AS pillars of the spiritual community, religious leaders should speak out and shine the light on greed and corruption in public offices in Papua New Guinea.
The work of the religious leaders is to build God’s church on earth. As a practical matter, spreading the Good News occurs through worshipping in church buildings, operating schools, providing medical clinics and operating business arms to supplement their operations.
These are honourable and charitable deeds designed for our physical and intellectual nourishment. In fact, I am humbled and eternally thankful for being a direct beneficiary of such mission efforts.
Managing mission infrastructure requires considerable capital and operating funds. Financially strapped, religious leaders have frequently turned to politicians as a source for donations.

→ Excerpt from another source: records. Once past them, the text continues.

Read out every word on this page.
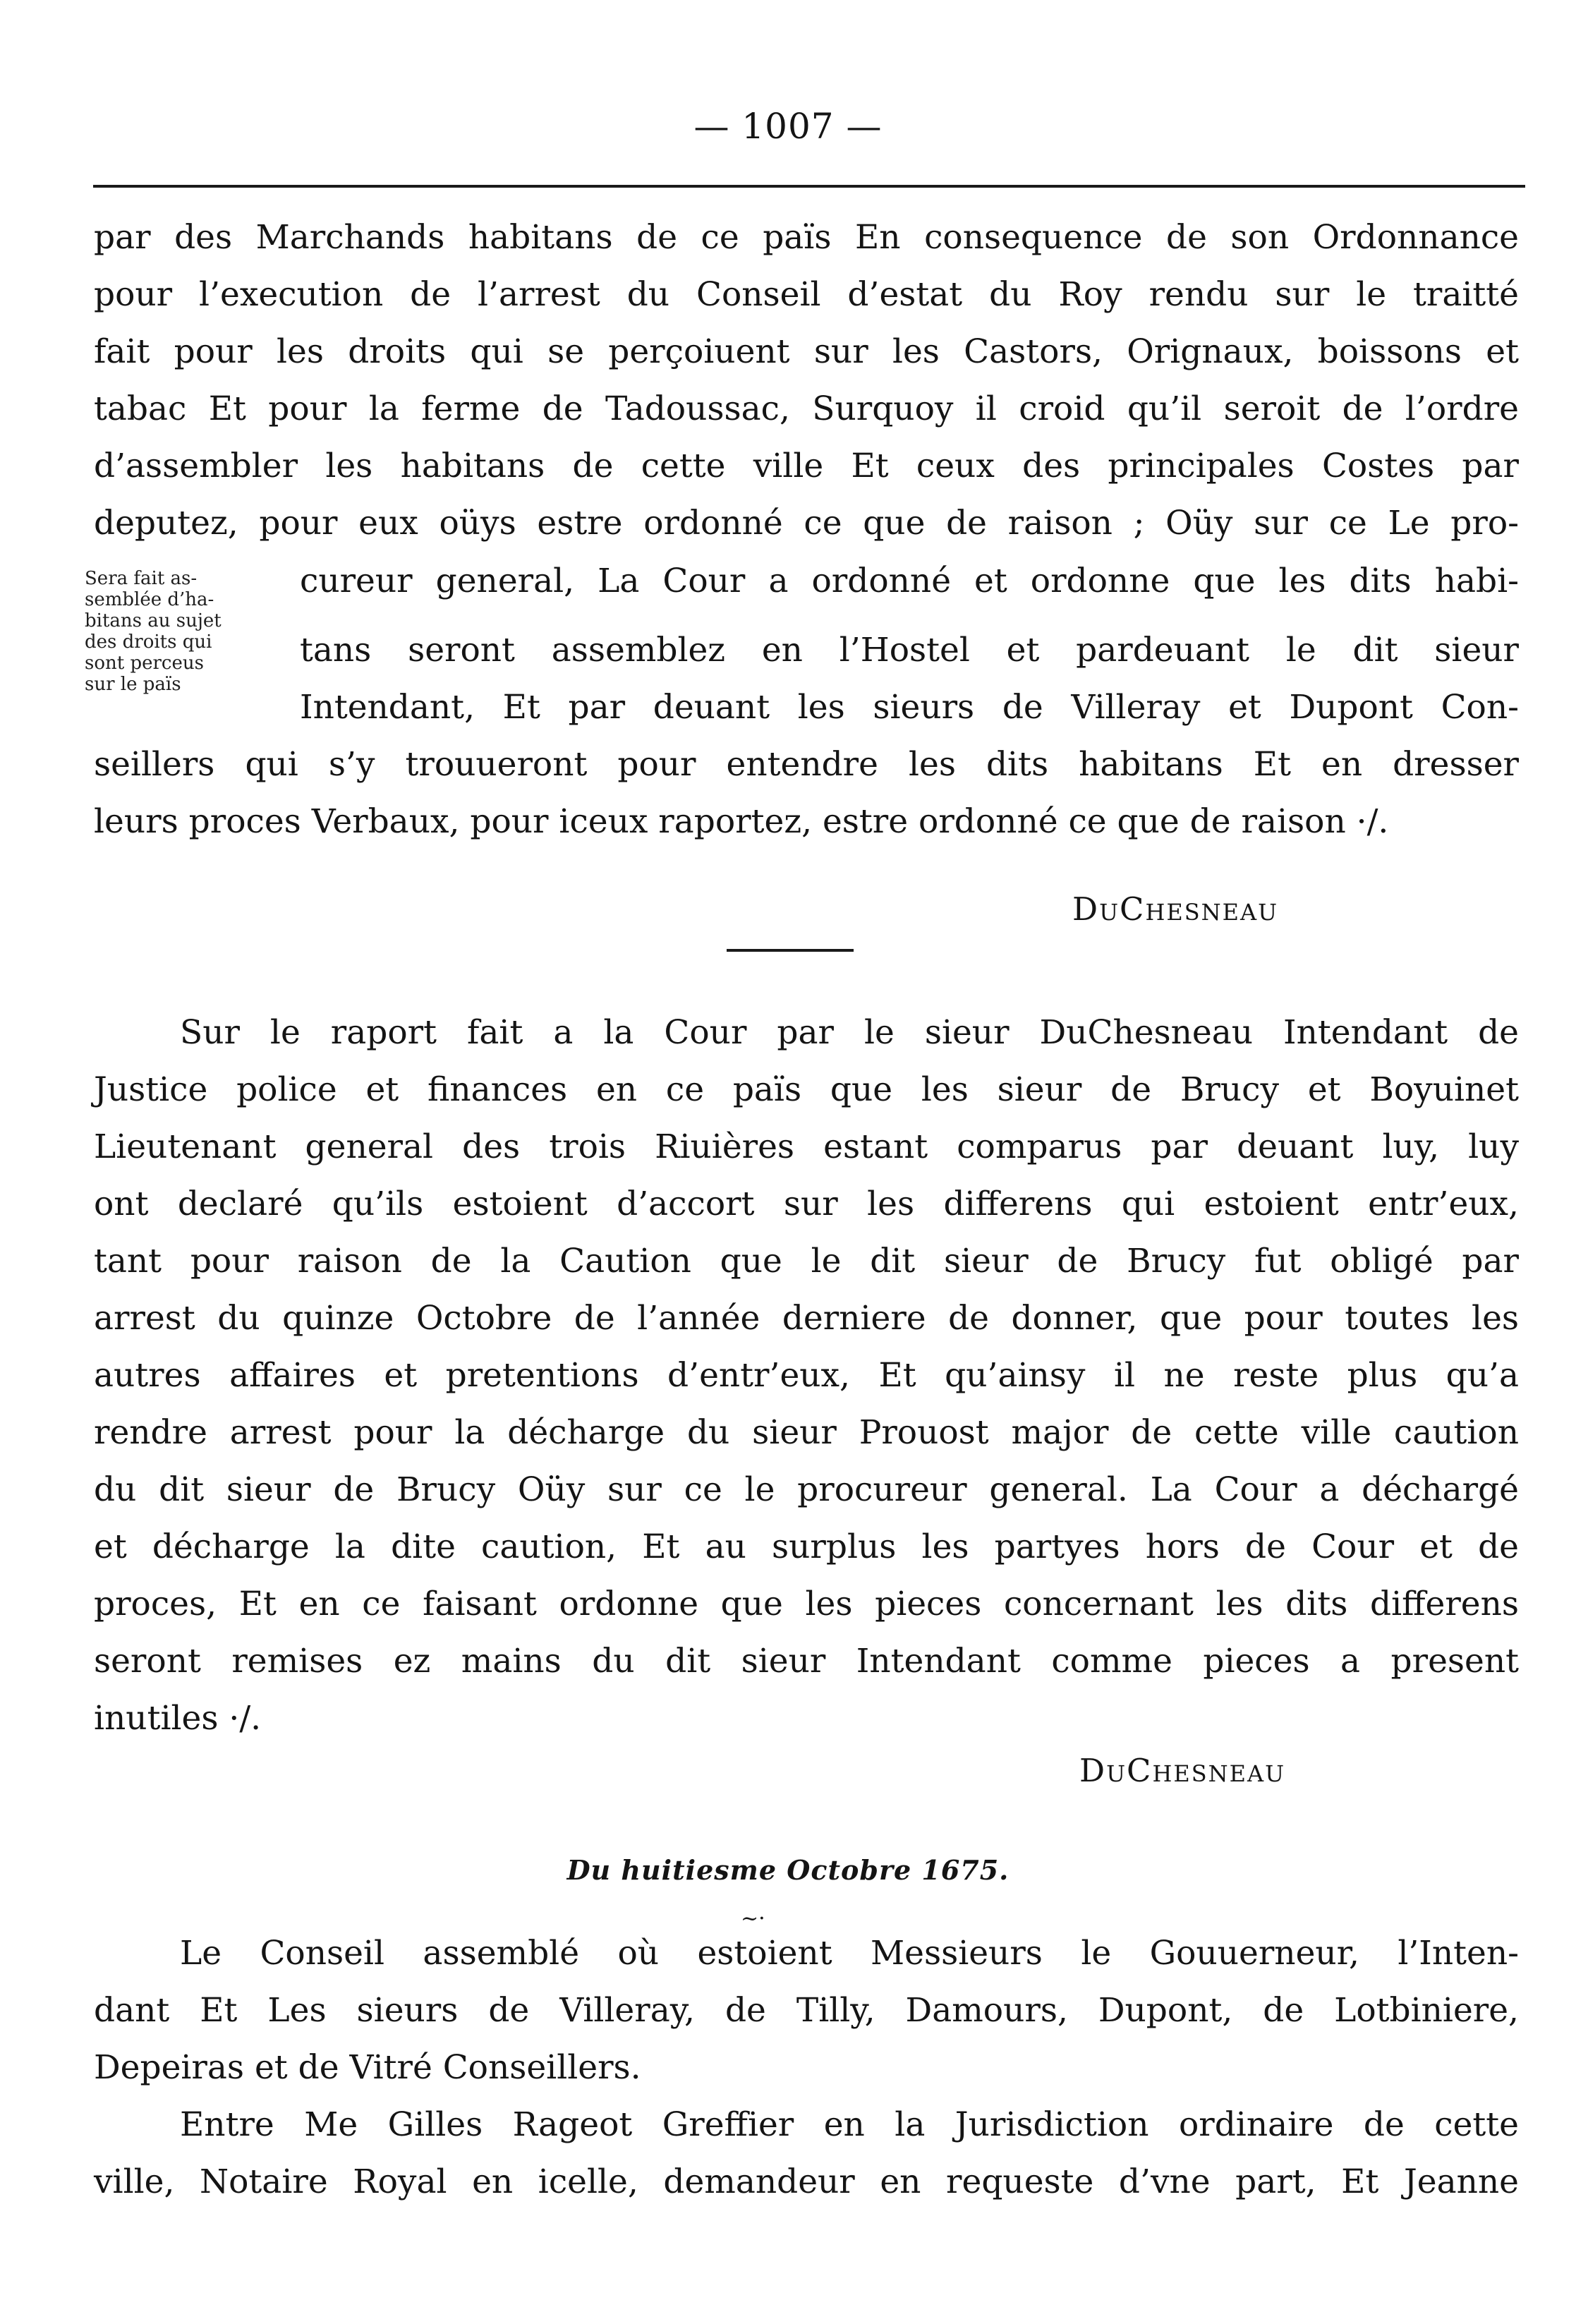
— 1007 —
par des Marchands habitans de ce païs En consequence de son Ordonnance
pour l’execution de l’arrest du Conseil d’estat du Roy rendu sur le traitté
fait pour les droits qui se perçoiuent sur les Castors, Orignaux, boissons et
tabac Et pour la ferme de Tadoussac, Surquoy il croid qu’il seroit de l’ordre
d’assembler les habitans de cette ville Et ceux des principales Costes par
deputez, pour eux oüys estre ordonné ce que de raison ; Oüy sur ce Le pro-
cureur general, La Cour a ordonné et ordonne que les dits habi-
tans seront assemblez en l’Hostel et pardeuant le dit sieur
Intendant, Et par deuant les sieurs de Villeray et Dupont Con-
seillers qui s’y trouueront pour entendre les dits habitans Et en dresser
leurs proces Verbaux, pour iceux raportez, estre ordonné ce que de raison ·/.
Sera fait as-
semblée d’ha-
bitans au sujet
des droits qui
sont perceus
sur le païs
DuChesneau
Sur le raport fait a la Cour par le sieur DuChesneau Intendant de
Justice police et finances en ce païs que les sieur de Brucy et Boyuinet
Lieutenant general des trois Riuières estant comparus par deuant luy, luy
ont declaré qu’ils estoient d’accort sur les differens qui estoient entr’eux,
tant pour raison de la Caution que le dit sieur de Brucy fut obligé par
arrest du quinze Octobre de l’année derniere de donner, que pour toutes les
autres affaires et pretentions d’entr’eux, Et qu’ainsy il ne reste plus qu’a
rendre arrest pour la décharge du sieur Prouost major de cette ville caution
du dit sieur de Brucy Oüy sur ce le procureur general. La Cour a déchargé
et décharge la dite caution, Et au surplus les partyes hors de Cour et de
proces, Et en ce faisant ordonne que les pieces concernant les dits differens
seront remises ez mains du dit sieur Intendant comme pieces a present
inutiles ·/.
DuChesneau
Du huitiesme Octobre 1675.
~·
Le Conseil assemblé où estoient Messieurs le Gouuerneur, l’Inten-
dant Et Les sieurs de Villeray, de Tilly, Damours, Dupont, de Lotbiniere,
Depeiras et de Vitré Conseillers.
Entre Me Gilles Rageot Greffier en la Jurisdiction ordinaire de cette
ville, Notaire Royal en icelle, demandeur en requeste d’vne part, Et Jeanne
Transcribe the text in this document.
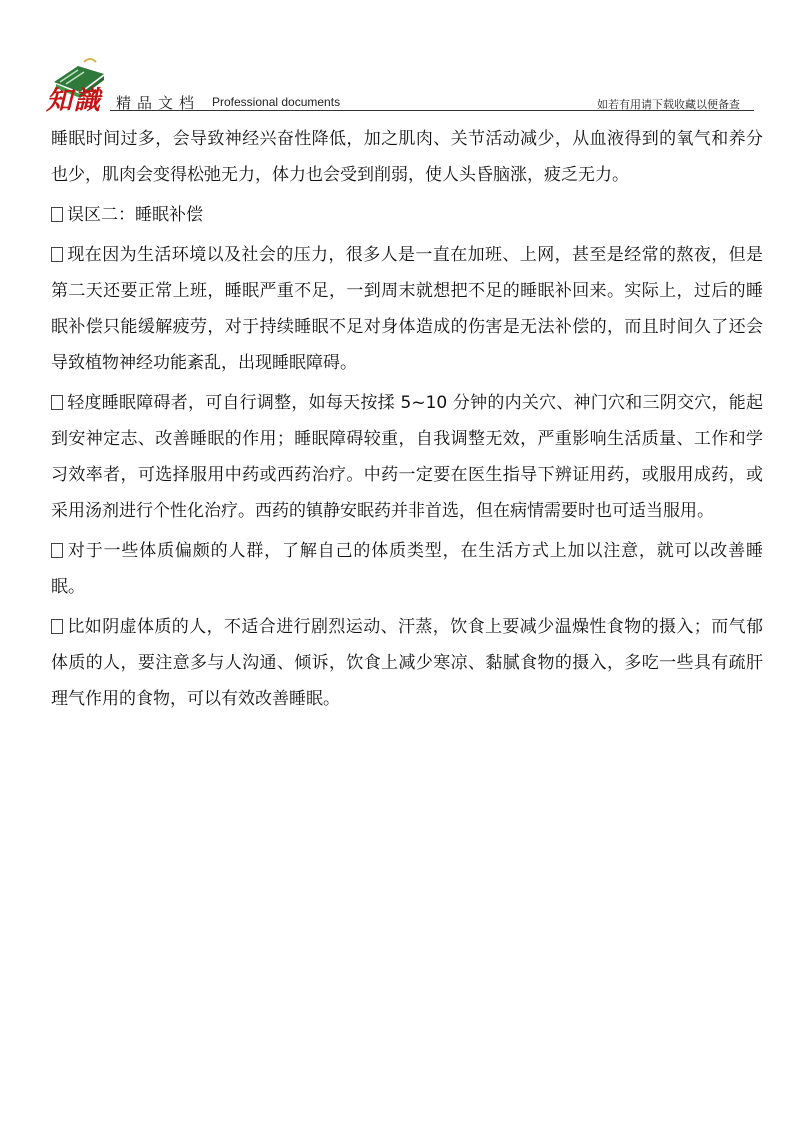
知識 精品文档 Professional documents	如若有用请下载收藏以便备查

睡眠时间过多，会导致神经兴奋性降低，加之肌肉、关节活动减少，从血液得到的氧气和养分也少，肌肉会变得松弛无力，体力也会受到削弱，使人头昏脑涨，疲乏无力。

误区二：睡眠补偿

现在因为生活环境以及社会的压力，很多人是一直在加班、上网，甚至是经常的熬夜，但是第二天还要正常上班，睡眠严重不足，一到周末就想把不足的睡眠补回来。实际上，过后的睡眠补偿只能缓解疲劳，对于持续睡眠不足对身体造成的伤害是无法补偿的，而且时间久了还会导致植物神经功能紊乱，出现睡眠障碍。

轻度睡眠障碍者，可自行调整，如每天按揉 5~10 分钟的内关穴、神门穴和三阴交穴，能起到安神定志、改善睡眠的作用；睡眠障碍较重，自我调整无效，严重影响生活质量、工作和学习效率者，可选择服用中药或西药治疗。中药一定要在医生指导下辨证用药，或服用成药，或采用汤剂进行个性化治疗。西药的镇静安眠药并非首选，但在病情需要时也可适当服用。

对于一些体质偏颇的人群，了解自己的体质类型，在生活方式上加以注意，就可以改善睡眠。

比如阴虚体质的人，不适合进行剧烈运动、汗蒸，饮食上要减少温燥性食物的摄入；而气郁体质的人，要注意多与人沟通、倾诉，饮食上减少寒凉、黏腻食物的摄入，多吃一些具有疏肝理气作用的食物，可以有效改善睡眠。
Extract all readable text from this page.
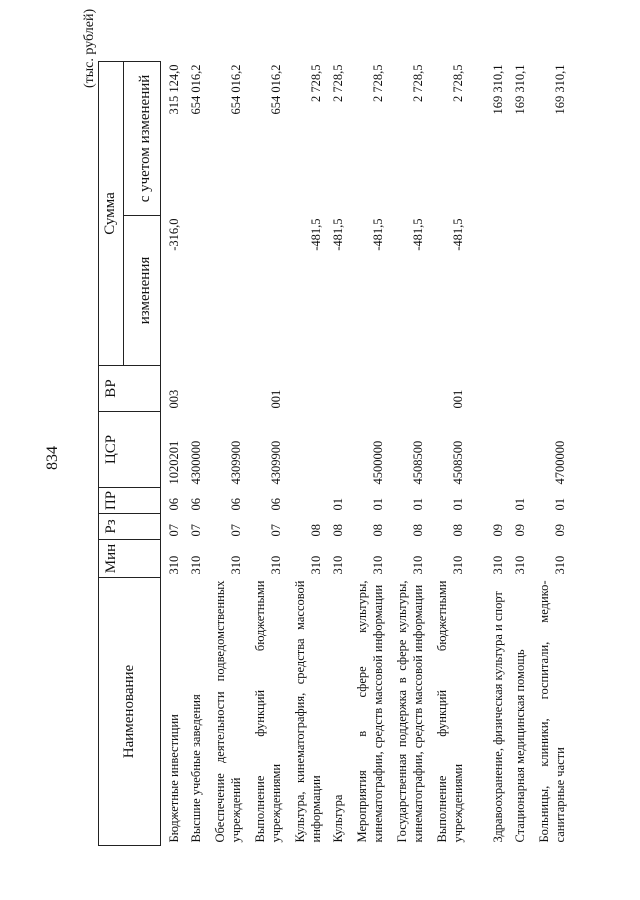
834
(тыс. рублей)
Наименование	Мин	Рз	ПР	ЦСР	ВР	Сумма	
						изменения	с учетом изменений
Бюджетные инвестиции	310	07	06	1020201	003	-316,0	315 124,0
Высшие учебные заведения	310	07	06	4300000			654 016,2
Обеспечение деятельности подведомственных учреждений	310	07	06	4309900			654 016,2
Выполнение функций бюджетными учреждениями	310	07	06	4309900	001		654 016,2
Культура, кинематография, средства массовой информации	310	08				-481,5	2 728,5
Культура	310	08	01			-481,5	2 728,5
Мероприятия в сфере культуры, кинематографии, средств массовой информации	310	08	01	4500000		-481,5	2 728,5
Государственная поддержка в сфере культуры, кинематографии, средств массовой информации	310	08	01	4508500		-481,5	2 728,5
Выполнение функций бюджетными учреждениями	310	08	01	4508500	001	-481,5	2 728,5
Здравоохранение, физическая культура и спорт	310	09					169 310,1
Стационарная медицинская помощь	310	09	01				169 310,1
Больницы, клиники, госпитали, медико-санитарные части	310	09	01	4700000			169 310,1
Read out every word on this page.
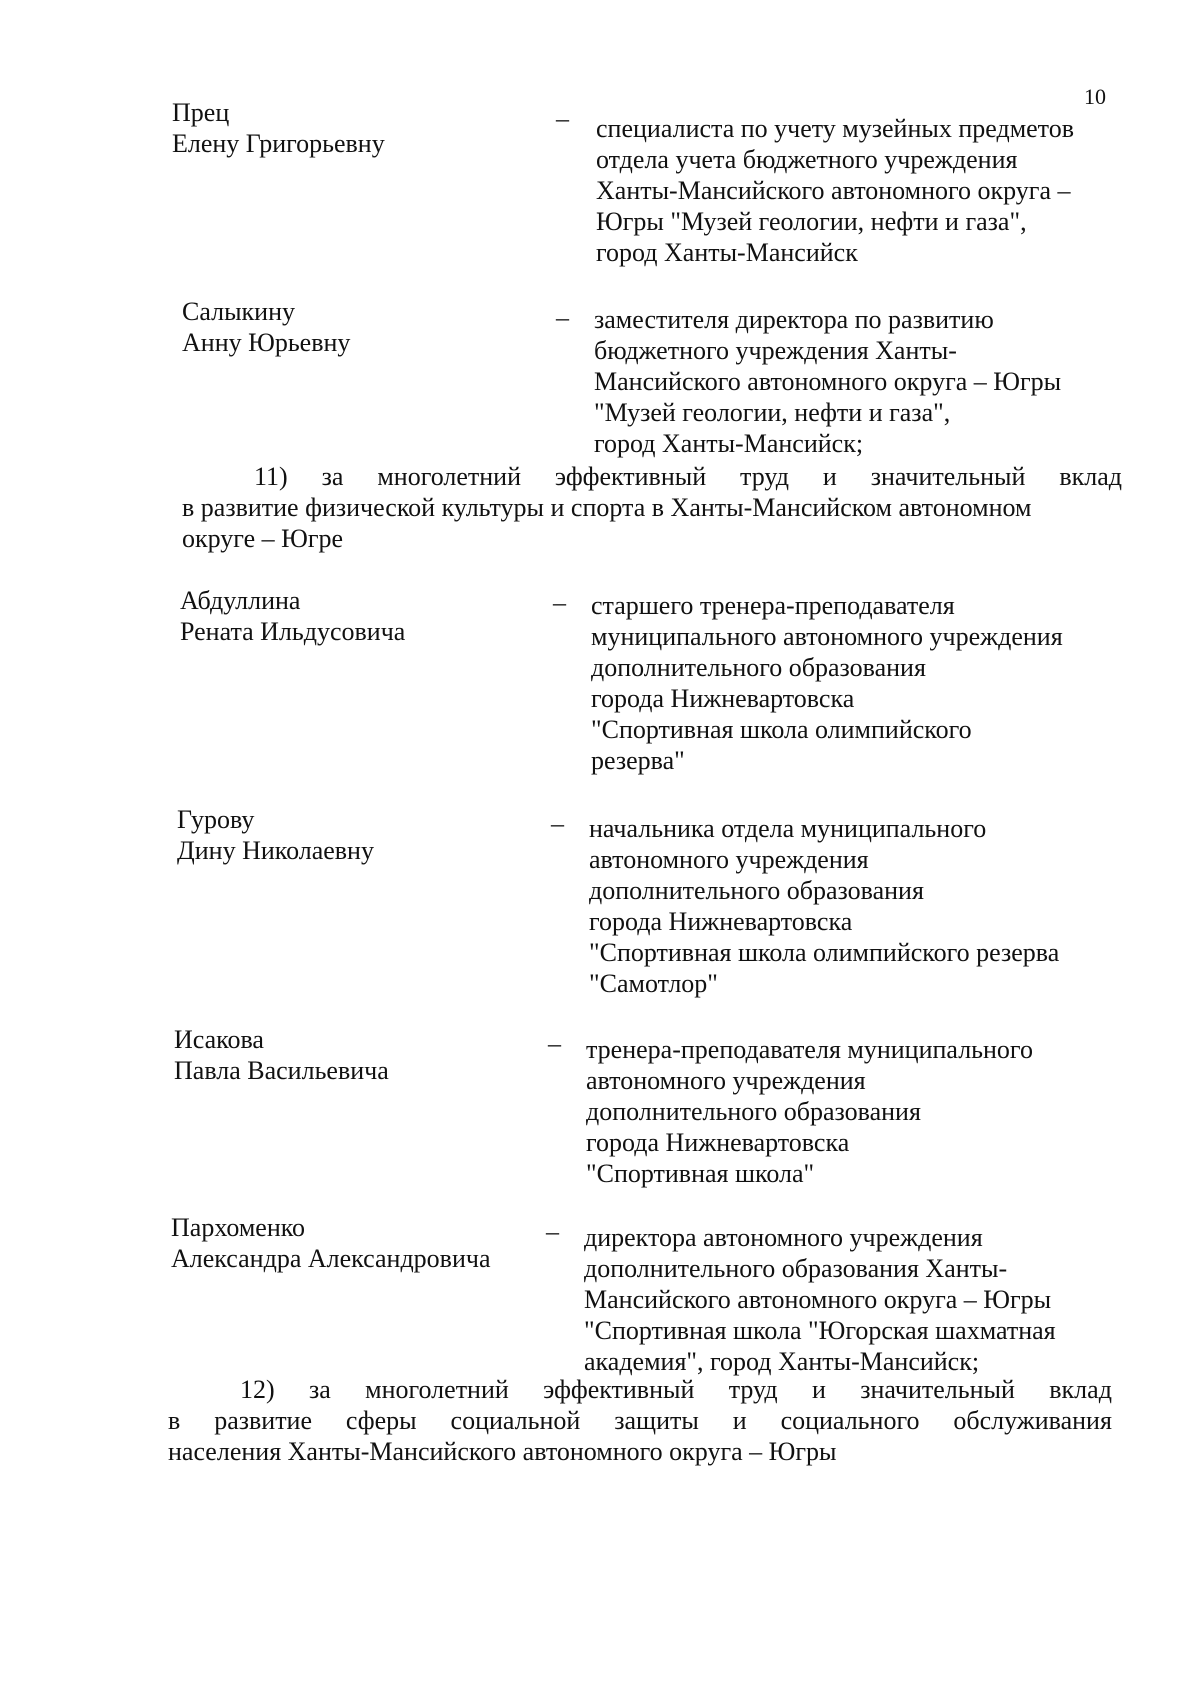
10
Прец
Елену Григорьевну
– специалиста по учету музейных предметов
отдела учета бюджетного учреждения
Ханты-Мансийского автономного округа –
Югры "Музей геологии, нефти и газа",
город Ханты-Мансийск
Салыкину
Анну Юрьевну
– заместителя директора по развитию
бюджетного учреждения Ханты-
Мансийского автономного округа – Югры
"Музей геологии, нефти и газа",
город Ханты-Мансийск;
11) за многолетний эффективный труд и значительный вклад
в развитие физической культуры и спорта в Ханты-Мансийском автономном
округе – Югре
Абдуллина
Рената Ильдусовича
– старшего тренера-преподавателя
муниципального автономного учреждения
дополнительного образования
города Нижневартовска
"Спортивная школа олимпийского
резерва"
Гурову
Дину Николаевну
– начальника отдела муниципального
автономного учреждения
дополнительного образования
города Нижневартовска
"Спортивная школа олимпийского резерва
"Самотлор"
Исакова
Павла Васильевича
– тренера-преподавателя муниципального
автономного учреждения
дополнительного образования
города Нижневартовска
"Спортивная школа"
Пархоменко
Александра Александровича
– директора автономного учреждения
дополнительного образования Ханты-
Мансийского автономного округа – Югры
"Спортивная школа "Югорская шахматная
академия", город Ханты-Мансийск;
12) за многолетний эффективный труд и значительный вклад
в развитие сферы социальной защиты и социального обслуживания
населения Ханты-Мансийского автономного округа – Югры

If donations from public coffers are to be staged presentations in the full media spotlight and accompanied by back slapping from religious leaders (with the implication of it being reciprocated come election time), then church leaders should recuse themselves from such public display.
Some religious leaders are appointed by local politicians to electoral fund committees as advisors. This role might place them in a position of conflict of interest and perpetuate shady and corrupt politicians and public officials.
Such public expressions portray potential impropriety and an appearance of endorsement of the culture of greed and corruption.
Religious leaders have influence in building people’s consciences and consciousness.
At the foremost, they have a spiritual, moral and ethical role to play. That is to preserve moral authority, speak the truth and keep a distance between their spiritual role and the role of the government.
Church leaders should not regard themselves as political partners, as frequently seems to be the case in PNG.
They can teach and influence the laity in moral consciousness and building community conscience. Their stature as a vessel of the truth and spiritual compass of society needs to be preserved.
Religious leaders are the spiritual counsel for their flock, including parliamentary leaders. With that comes the spiritual responsibility of calling out corruption and to stand boldly against shady practices.
It is difficult to call out malpractice if the clergy is a direct recipient or if it gives the appearance of being the beneficiary of questionable deals. This undermines the moral standing of their office.
We know that some religious leaders speak against corruption, poverty, gender violence, neglect and poverty. At the same time, many act as if they are the press secretaries of politicians.
If they feel that their call is best served in the public arena, they should resign from the clergy and run for public office.
Some clergies have honourably and faithfully served in elected office and they believe that they can play both a political role and well as being effective spiritual counselors.
As a non-theologian, I think the religious leaders should bear in mind what Jesus says about the whole aspect of the God’s kingdom.
God’s church is not about earthly buildings and statues, rather it is found in the hearts of Jesus followers. His true church will go on regardless of any political donations for projects.
Now more than ever, voicing against greed and corruption is vital as is distancing oneself from corrupt politicians.